Question

If $a,a_1,a_2,a_3,....,a_{2n},b$ are in AP and $a,g_1,g_2,g_3,....,g_{2n},b$ are in GP and h is the harmonic mean of a and b then $\frac{a_1+a_{2n}}{g_1{g}_{2n}}+\frac{a_2+a_{2n-1}}{g_2{g}_{2n-1}}+....+\frac{a_n+a_{n+1}}{g_n{g}_{n+1}}$ is equal to

• A. $\frac{2n}{h}$
• B. 2nh
• C. nh
• D. $\frac{n}{h}$

Answer 1

Answer: (A)

$\frac{2n}{h}$

$\frac{a_1+a_{2n}}{g_1{g}_{2n}}+\frac{a_2+a_{2n-1}}{g_2{g}_{2n-1}}+........+\frac{a_n+a_{n+1}}{g_n{g}_{n+1}}=n\left(\frac{2a+2nd}{a{r}^{2n}}\right)$

We got above expression by substituting $a_1,a_2,....a_{2n},g_1,g_2,....g_{2n}$ values.

$a_1=a+d,a_2=a+2d,......,a_{2n}=a+(2n-1)d$, where $d$ is common ratio for AP.

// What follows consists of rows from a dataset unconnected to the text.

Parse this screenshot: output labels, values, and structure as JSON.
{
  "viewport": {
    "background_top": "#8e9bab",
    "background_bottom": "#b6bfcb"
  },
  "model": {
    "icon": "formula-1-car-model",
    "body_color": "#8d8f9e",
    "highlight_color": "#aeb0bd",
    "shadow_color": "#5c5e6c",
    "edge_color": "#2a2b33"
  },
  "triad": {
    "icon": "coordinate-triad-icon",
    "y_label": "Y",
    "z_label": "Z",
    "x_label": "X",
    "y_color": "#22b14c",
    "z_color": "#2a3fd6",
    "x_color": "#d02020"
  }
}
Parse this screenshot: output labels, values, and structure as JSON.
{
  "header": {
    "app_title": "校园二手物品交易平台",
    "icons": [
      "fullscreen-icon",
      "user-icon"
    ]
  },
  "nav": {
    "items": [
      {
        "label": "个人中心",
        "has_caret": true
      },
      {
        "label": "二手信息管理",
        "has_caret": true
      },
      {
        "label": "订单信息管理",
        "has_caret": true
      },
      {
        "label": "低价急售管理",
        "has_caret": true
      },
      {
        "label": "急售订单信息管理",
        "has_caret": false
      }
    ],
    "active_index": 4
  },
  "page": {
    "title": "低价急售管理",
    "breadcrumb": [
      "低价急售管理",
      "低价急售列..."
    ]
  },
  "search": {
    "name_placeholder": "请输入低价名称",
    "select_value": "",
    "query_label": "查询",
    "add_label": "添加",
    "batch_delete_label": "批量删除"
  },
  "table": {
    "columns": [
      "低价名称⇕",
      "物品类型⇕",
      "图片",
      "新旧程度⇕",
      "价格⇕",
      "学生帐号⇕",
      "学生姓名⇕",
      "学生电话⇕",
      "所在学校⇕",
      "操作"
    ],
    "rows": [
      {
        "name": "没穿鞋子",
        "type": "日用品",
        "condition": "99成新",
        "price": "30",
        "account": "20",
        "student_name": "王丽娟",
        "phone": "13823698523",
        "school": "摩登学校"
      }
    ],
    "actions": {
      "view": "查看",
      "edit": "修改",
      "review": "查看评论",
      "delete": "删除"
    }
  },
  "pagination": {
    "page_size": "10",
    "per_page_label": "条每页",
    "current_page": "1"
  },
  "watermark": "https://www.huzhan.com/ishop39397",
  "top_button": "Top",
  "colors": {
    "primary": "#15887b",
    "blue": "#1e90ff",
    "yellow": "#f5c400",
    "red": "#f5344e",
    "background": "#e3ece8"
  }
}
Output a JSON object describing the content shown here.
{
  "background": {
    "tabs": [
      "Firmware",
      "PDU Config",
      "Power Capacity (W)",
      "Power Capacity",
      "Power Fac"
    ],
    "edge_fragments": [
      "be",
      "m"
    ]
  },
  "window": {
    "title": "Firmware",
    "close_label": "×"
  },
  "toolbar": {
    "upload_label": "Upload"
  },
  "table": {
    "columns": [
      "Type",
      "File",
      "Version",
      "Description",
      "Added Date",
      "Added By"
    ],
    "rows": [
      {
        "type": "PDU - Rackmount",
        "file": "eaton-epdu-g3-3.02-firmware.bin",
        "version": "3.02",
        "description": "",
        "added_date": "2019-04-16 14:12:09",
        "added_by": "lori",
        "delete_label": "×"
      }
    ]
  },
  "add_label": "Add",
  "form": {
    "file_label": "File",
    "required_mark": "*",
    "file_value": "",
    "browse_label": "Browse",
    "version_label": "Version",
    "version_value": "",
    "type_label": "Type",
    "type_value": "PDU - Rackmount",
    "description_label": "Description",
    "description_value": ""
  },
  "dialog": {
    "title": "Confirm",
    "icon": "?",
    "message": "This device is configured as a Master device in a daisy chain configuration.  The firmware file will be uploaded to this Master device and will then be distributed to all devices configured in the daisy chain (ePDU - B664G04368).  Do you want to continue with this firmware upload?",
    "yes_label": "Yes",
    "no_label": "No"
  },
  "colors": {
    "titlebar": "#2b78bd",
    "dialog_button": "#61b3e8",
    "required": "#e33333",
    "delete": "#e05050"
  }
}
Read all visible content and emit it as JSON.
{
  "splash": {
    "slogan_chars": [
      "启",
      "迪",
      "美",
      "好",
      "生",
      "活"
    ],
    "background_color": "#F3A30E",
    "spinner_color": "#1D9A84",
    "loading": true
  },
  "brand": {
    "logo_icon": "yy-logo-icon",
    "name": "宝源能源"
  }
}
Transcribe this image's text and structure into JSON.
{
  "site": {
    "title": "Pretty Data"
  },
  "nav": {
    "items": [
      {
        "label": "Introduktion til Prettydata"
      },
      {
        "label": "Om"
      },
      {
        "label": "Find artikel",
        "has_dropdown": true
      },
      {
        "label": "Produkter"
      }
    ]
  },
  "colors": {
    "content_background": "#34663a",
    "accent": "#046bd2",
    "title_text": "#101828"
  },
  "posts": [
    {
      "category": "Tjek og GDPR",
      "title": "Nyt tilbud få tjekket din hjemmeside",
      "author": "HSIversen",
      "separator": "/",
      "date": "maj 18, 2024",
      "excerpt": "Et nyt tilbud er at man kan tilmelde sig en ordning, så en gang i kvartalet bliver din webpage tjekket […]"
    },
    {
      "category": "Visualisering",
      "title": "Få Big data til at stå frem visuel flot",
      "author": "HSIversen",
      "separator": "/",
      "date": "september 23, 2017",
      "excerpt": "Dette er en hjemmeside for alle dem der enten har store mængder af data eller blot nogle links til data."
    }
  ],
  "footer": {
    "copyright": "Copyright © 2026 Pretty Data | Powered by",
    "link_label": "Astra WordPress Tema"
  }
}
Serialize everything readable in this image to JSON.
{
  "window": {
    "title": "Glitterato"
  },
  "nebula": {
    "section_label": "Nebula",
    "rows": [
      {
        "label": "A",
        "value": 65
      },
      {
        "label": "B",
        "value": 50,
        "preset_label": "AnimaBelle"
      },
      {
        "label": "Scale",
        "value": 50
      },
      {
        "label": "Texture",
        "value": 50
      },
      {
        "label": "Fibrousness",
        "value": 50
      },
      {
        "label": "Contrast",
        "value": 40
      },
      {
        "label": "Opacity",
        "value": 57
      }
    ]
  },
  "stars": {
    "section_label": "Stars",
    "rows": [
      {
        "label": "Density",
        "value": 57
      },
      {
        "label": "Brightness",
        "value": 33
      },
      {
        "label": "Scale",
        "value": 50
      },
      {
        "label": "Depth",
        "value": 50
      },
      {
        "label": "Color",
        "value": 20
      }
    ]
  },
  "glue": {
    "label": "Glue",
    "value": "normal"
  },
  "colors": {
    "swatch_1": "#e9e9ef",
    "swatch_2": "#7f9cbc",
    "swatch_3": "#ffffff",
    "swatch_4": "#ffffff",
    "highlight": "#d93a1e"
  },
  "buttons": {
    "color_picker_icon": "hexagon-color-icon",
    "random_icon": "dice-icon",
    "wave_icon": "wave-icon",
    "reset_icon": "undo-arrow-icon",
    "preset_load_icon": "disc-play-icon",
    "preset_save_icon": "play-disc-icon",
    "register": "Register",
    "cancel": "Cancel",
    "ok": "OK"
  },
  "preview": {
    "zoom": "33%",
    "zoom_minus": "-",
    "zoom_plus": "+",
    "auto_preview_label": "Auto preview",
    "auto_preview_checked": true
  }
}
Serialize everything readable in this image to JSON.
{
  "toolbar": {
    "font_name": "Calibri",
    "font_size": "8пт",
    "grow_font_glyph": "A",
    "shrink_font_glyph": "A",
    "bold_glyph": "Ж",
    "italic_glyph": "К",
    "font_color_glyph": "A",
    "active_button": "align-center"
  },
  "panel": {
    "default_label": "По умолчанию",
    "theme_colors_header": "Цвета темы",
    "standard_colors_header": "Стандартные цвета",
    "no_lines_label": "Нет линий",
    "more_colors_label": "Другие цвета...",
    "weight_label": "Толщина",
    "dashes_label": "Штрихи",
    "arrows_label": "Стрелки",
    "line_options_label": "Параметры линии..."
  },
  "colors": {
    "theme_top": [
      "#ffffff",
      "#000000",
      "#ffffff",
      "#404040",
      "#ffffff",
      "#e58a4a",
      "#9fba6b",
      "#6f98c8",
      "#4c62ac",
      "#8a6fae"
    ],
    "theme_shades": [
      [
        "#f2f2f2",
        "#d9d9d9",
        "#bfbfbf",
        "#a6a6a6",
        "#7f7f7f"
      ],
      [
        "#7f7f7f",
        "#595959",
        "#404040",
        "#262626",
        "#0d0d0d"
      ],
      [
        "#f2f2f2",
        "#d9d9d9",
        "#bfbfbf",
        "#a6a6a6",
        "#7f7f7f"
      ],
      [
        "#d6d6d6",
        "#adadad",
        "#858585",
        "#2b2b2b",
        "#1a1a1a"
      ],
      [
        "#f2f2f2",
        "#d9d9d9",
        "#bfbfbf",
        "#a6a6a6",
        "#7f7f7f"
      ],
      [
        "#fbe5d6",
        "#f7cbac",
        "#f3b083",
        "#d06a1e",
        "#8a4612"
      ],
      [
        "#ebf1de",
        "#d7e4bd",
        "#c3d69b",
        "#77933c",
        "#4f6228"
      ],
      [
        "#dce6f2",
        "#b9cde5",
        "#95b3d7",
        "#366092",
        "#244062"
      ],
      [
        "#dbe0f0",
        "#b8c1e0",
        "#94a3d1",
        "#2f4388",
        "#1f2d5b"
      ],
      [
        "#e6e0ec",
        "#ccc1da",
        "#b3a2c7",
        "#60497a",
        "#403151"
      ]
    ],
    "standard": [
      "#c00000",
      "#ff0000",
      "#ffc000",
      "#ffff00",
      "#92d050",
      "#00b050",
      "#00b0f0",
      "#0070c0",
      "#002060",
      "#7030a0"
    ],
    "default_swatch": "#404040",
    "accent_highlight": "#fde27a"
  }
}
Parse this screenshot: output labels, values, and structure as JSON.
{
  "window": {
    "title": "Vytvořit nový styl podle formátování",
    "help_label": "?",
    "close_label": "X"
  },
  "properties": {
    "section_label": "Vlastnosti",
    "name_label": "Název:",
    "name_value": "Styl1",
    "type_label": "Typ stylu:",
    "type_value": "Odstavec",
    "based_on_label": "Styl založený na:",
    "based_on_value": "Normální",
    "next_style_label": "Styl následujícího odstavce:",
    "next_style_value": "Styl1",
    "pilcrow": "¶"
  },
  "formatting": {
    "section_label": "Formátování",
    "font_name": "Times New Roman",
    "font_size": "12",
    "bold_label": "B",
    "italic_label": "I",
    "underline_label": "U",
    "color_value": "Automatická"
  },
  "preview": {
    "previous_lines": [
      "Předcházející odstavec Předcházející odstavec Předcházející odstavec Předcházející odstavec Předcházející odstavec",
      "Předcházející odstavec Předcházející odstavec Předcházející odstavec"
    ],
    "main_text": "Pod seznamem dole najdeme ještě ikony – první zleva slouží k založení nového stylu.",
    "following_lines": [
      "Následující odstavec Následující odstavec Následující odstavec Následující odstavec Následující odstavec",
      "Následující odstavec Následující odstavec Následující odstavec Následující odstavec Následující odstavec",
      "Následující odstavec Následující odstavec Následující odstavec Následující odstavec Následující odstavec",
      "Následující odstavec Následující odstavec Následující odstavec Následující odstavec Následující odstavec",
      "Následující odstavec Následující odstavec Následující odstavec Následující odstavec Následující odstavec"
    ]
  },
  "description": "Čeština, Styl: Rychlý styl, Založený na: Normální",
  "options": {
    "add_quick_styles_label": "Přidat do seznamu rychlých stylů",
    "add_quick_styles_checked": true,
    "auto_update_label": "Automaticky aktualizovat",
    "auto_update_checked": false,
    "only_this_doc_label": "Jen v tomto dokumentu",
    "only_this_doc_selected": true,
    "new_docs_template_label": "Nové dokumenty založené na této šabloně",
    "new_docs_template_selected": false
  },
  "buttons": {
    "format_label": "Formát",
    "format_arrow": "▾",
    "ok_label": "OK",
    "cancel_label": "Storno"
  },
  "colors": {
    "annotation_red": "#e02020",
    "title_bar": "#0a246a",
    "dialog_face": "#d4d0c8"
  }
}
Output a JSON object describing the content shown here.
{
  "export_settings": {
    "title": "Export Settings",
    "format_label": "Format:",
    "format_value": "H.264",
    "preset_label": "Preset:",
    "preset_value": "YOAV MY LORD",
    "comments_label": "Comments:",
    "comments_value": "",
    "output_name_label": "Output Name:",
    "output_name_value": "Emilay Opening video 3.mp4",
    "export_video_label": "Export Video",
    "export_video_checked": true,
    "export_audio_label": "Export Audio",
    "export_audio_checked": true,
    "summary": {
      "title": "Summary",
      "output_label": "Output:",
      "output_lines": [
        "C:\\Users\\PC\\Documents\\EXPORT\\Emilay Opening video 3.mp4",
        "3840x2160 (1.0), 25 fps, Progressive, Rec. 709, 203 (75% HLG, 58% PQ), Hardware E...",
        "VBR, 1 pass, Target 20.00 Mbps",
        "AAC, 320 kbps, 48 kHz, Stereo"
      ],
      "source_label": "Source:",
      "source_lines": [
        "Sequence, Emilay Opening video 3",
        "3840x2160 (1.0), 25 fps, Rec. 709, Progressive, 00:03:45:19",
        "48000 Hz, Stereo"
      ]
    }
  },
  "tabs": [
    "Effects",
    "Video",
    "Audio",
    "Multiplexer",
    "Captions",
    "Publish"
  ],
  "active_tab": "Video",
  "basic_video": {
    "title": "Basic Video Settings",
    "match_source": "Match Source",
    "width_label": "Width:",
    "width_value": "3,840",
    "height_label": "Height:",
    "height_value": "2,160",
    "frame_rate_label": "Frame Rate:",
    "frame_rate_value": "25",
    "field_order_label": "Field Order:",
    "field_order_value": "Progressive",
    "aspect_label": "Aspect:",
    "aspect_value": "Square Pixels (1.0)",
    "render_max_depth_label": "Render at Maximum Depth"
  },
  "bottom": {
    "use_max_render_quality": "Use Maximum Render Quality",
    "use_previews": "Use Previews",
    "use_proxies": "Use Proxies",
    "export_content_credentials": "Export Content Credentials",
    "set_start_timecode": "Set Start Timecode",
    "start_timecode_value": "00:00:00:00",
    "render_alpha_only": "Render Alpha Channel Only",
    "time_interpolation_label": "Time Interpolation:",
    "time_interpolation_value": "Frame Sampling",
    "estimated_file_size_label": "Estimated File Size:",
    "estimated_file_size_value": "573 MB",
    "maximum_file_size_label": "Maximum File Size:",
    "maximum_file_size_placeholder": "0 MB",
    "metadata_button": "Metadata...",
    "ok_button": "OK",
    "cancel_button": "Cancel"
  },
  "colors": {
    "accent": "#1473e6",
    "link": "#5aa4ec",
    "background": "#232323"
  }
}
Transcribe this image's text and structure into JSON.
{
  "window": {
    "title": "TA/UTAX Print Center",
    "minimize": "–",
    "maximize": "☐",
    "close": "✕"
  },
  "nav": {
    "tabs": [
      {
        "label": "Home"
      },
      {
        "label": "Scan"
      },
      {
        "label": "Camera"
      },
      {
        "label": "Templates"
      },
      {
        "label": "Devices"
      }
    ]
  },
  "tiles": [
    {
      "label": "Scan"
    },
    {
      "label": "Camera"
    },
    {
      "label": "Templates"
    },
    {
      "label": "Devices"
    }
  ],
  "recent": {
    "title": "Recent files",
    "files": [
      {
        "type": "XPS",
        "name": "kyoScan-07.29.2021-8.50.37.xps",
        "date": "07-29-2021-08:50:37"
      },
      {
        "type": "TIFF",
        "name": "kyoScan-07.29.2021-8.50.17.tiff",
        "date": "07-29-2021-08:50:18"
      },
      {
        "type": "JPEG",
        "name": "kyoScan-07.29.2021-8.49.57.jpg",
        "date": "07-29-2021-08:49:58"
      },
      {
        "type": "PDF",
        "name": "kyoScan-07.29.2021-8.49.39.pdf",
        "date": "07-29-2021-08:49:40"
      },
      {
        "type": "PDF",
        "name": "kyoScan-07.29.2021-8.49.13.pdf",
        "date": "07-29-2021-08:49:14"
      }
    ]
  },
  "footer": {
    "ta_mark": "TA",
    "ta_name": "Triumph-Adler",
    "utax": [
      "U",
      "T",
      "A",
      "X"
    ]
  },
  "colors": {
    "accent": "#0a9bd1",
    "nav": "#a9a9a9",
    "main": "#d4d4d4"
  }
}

$g_1=ar,g_2=a{r}^2,......,g_{2n}=a{r}^{2n}$. where $r$ is common ratio of GP

Therefore $2n\left(\frac{a+nd}{a{r}^{2n}}\right)=2n\left(\frac{a+\frac{b-a}{2}}{ab}\right)=2n\left(\frac{\frac{a+b}{2}}{ab}\right)=2n\left(\frac{a+b}{2ab}\right)=\frac{2n}{h}$